Пожирательница гениев - Мизиа Серт Страница 13

Книгу Пожирательница гениев - Мизиа Серт читаем онлайн бесплатно полную версию! Чтобы начать читать не надо регистрации. Напомним, что читать онлайн вы можете не только на компьютере, но и на андроид (Android), iPhone и iPad. Приятного чтения!

Пожирательница гениев - Мизиа Серт читать онлайн бесплатно

Пожирательница гениев - Мизиа Серт - читать книгу онлайн бесплатно, автор Мизиа Серт

Чувство, что меня так хорошо слушают, придавало моей игре особенную эмоциональность. В то время как музыкальная фраза рождалась, начинала дышать, принимать форму, утверждаться в той тишине, особенность которой придавало присутствие Малларме, возникала такая хрупкая и одновременно тесная внутренняя связь, соединяющая нас, что, играя, я непроизвольно шептала строки его стихов.

Слова, высеченные на тысяче драгоценных камней, чьи грани так меня обольщали и ослепляли, что на глазах выступали слезы. Обессилев, я чувствовала, как звуки угасают и умирают под моими пальцами.

Дом в Вальвене стал слишком тесен для «лакировщиков» — как называл Валлоттон моих друзей-художников. Так как мне было неприятно, когда они уходили, а им хотелось остаться, приходилось их устраивать у нас в доме. И мы с Таде стали искать большой дом на берегу реки и недалеко от Парижа. Во время одной из автомобильных прогулок мы нашли в Вилльнёве на берегу Ионны прелестный дом, который служил когда-то почтовой станцией. Я быстро там обосновалась. Меня печалило лишь то, что не было рядом Малларме. Каждый раз к Новому году он присылал мне превосходную гусиную печенку, сопровождаемую четверостишием. Гусиная печенка съедена, а четверостишия исчезли… Осталось одно-единственное, на веере, и оно меня никогда не покинет.

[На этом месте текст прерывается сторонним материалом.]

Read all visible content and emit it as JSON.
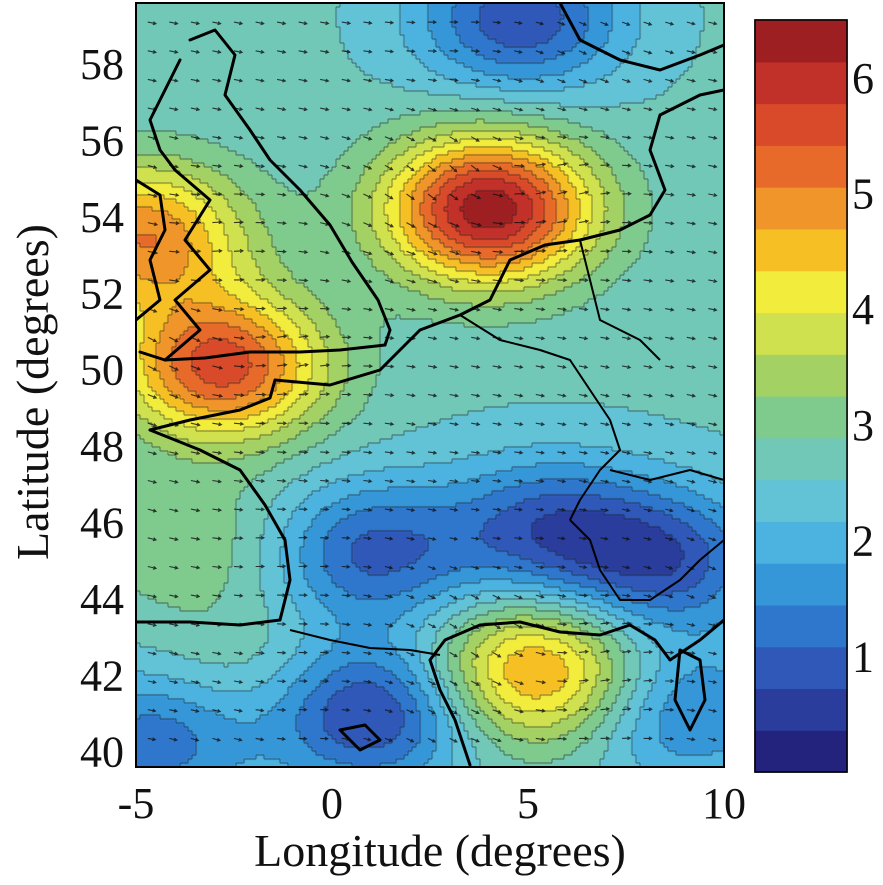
{
  "chart_data": {
    "type": "heatmap",
    "title": "",
    "xlabel": "Longitude (degrees)",
    "ylabel": "Latitude (degrees)",
    "xlim": [
      -5,
      10
    ],
    "ylim": [
      39.6,
      59.6
    ],
    "x_ticks": [
      "-5",
      "0",
      "5",
      "10"
    ],
    "x_tick_values": [
      -5,
      0,
      5,
      10
    ],
    "y_ticks": [
      "58",
      "56",
      "54",
      "52",
      "50",
      "48",
      "46",
      "44",
      "42",
      "40"
    ],
    "y_tick_values": [
      58,
      56,
      54,
      52,
      50,
      48,
      46,
      44,
      42,
      40
    ],
    "colorbar": {
      "range": [
        0,
        6.5
      ],
      "ticks": [
        "6",
        "5",
        "4",
        "3",
        "2",
        "1"
      ],
      "tick_values": [
        6,
        5,
        4,
        3,
        2,
        1
      ],
      "colors": [
        "#23237e",
        "#2a3c9c",
        "#2f58b8",
        "#2f77cc",
        "#3596d8",
        "#4cb2e0",
        "#62c2d6",
        "#71c8b6",
        "#7fca8d",
        "#a3d164",
        "#cfe14e",
        "#f2ec3d",
        "#f6c025",
        "#f09529",
        "#e76a2b",
        "#d94a2a",
        "#c2302a",
        "#9e1f22"
      ]
    },
    "field_features": [
      {
        "feature": "maximum",
        "lon": 4.0,
        "lat": 54.2,
        "value": 6.4
      },
      {
        "feature": "maximum",
        "lon": -2.8,
        "lat": 50.1,
        "value": 5.6
      },
      {
        "feature": "maximum",
        "lon": -4.8,
        "lat": 53.5,
        "value": 5.0
      },
      {
        "feature": "maximum",
        "lon": 5.2,
        "lat": 42.1,
        "value": 4.9
      },
      {
        "feature": "maximum",
        "lon": -3.5,
        "lat": 45.5,
        "value": 3.2
      },
      {
        "feature": "maximum",
        "lon": -2.2,
        "lat": 42.1,
        "value": 3.0
      },
      {
        "feature": "minimum",
        "lon": 1.0,
        "lat": 41.0,
        "value": 0.6
      },
      {
        "feature": "minimum",
        "lon": 4.8,
        "lat": 59.2,
        "value": 0.8
      },
      {
        "feature": "minimum",
        "lon": 8.5,
        "lat": 45.0,
        "value": 0.9
      },
      {
        "feature": "minimum",
        "lon": 1.0,
        "lat": 45.2,
        "value": 1.0
      },
      {
        "feature": "minimum",
        "lon": 5.5,
        "lat": 45.8,
        "value": 1.0
      },
      {
        "feature": "minimum",
        "lon": -4.5,
        "lat": 40.3,
        "value": 1.2
      },
      {
        "feature": "minimum",
        "lon": 9.0,
        "lat": 41.0,
        "value": 1.4
      }
    ],
    "overlay": "wind vectors and contour lines",
    "grid": false
  },
  "colors": {
    "coastline": "#000000",
    "contour": "#1a1a1a",
    "vector": "#111111"
  }
}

Я не испытываю ни малейших угрызений совести от того, что столько прекрасных стихов потеряно, что дюжины рисунков Тулуз-Лотрека, сделанных на меню, выброшены вместе с остатками вчерашнего обеда, что не могу найти у себя сонет Верлена, в котором он объясняет, почему я стала розой…

Все это приходило ко мне, как букеты цветов; мне было двадцать лет, я была твердо убеждена, что жизнь похожа на сказки, которые рассказывал Малларме. Мысль о том, чтобы классифицировать, вставлять в рамки, хранить то, чем жизнь щедро одаривала меня день за днем, казалась смешной или кощунственной. Это все равно что засушивать самые прекрасные цветы, накалывать бабочку булавкой, делать чучела собак, которых я обожала, и стараться запереть в стакане луч солнца. Некоторые говорят мне сейчас учтиво-негодующим тоном музейных хранителей, признавая смягчающее вину обстоятельство, как варвару из хорошей семьи: «Какая жалость, какие потери для искусства!» Но это говорят те, кто тридцать лет назад хохотал до упаду над картинами Ренуара, спрашивал, какой стороной следует повесить пейзаж Боннара, не знал о существовании Малларме, кричал о возвращении в пещерную эру, слушая Стравинского, и отказывался заплатить мне двести франков за замечательные полотна Ван Гога, которые я купила за сто пятьдесят, чтобы прийти на помощь его вдове…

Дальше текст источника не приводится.